Cosmos DB command line utility

On the Big Data and Cloud space, tools evolve day in and day out and Microsoft is playing an important role by improving their products, making sure they don’t stay behind other players.

On the document, graph, key-pair side of things, Microsoft launched this year (May 2017) Azure Cosmos DB – based upon the former Azure Document DB – which is a cloud distributed storage service.

Our problem

So the time has passed and we’ve crossed paths with this beauty called Cosmos DB. We don’t choose all the technologies we’ll work with. There are times when customers and partners have issues with their choices and we’re here to help.

What happened is that on a given day we needed to build a fast-automated-scalable data pipeline having Cosmos DB as one of the data sources and all we had was an API endpoint access to the database.

There are no easy ways or tools on the Linux space to dump data from a Cosmos DB Instance like we needed – so we’ve built one.
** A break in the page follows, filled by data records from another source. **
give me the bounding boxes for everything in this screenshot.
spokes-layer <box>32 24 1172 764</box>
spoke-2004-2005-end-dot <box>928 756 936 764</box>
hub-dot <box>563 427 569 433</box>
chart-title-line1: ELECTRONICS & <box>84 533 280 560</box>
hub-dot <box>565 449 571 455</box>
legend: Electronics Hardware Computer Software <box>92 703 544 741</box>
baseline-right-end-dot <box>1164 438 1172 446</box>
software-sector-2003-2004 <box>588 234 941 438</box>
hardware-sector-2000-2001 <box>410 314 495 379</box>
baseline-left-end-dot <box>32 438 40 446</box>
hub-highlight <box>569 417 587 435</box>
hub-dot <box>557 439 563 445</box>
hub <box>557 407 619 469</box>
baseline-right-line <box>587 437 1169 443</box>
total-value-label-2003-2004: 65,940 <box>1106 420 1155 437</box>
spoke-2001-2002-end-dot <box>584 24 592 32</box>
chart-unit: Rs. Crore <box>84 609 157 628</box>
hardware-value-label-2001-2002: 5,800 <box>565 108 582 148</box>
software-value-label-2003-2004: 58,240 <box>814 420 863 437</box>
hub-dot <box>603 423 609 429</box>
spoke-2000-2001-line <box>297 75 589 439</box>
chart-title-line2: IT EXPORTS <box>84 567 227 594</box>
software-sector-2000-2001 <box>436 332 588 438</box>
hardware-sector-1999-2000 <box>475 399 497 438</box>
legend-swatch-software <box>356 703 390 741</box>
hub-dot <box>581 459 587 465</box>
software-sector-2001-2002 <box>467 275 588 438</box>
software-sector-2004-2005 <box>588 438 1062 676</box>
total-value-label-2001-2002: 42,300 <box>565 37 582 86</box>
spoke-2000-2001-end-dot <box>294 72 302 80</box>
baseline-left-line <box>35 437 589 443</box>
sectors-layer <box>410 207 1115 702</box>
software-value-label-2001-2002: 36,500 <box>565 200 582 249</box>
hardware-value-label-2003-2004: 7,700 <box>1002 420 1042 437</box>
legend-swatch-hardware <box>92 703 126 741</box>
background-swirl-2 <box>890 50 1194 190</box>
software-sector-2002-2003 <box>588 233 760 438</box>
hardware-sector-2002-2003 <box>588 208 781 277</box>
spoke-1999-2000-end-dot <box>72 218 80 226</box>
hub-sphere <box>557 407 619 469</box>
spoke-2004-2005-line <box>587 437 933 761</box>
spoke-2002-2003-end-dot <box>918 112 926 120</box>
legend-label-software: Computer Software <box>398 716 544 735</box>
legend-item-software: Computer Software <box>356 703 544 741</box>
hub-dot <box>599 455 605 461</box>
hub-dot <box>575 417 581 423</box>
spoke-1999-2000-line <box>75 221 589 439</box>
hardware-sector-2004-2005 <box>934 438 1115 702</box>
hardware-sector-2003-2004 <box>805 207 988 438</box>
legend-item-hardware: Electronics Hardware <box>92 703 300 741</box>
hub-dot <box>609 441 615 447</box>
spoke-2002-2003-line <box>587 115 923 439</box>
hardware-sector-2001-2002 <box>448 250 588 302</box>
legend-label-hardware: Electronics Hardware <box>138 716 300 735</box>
Another opportunity we’ve explored is to, not only expose command line access, but also provide ways to stream data from a Java API and therefore, enable the use of our bundle into java applications like Pentaho Data Integration.

Cosmos DB export

There you go: https://github.com/oncase/cosmosdb-export/.

The main features are:

  • Export data to CSV, JSON or stdout;
  • Freedom to type queries on a given collection;
  • Usage from shell on Linux, Windows or Mac;
  • Usage from Java applications;
  • Configurable page size;
  • Configurable Use Partition flag;
  • Configurable CSV delimiter, enclosure and line chars;

We were able to build this tool quite easily due to the existing Microsoft Azure DocumentDB Java SDK and the fact that it wraps the logic of their REST API Configuration.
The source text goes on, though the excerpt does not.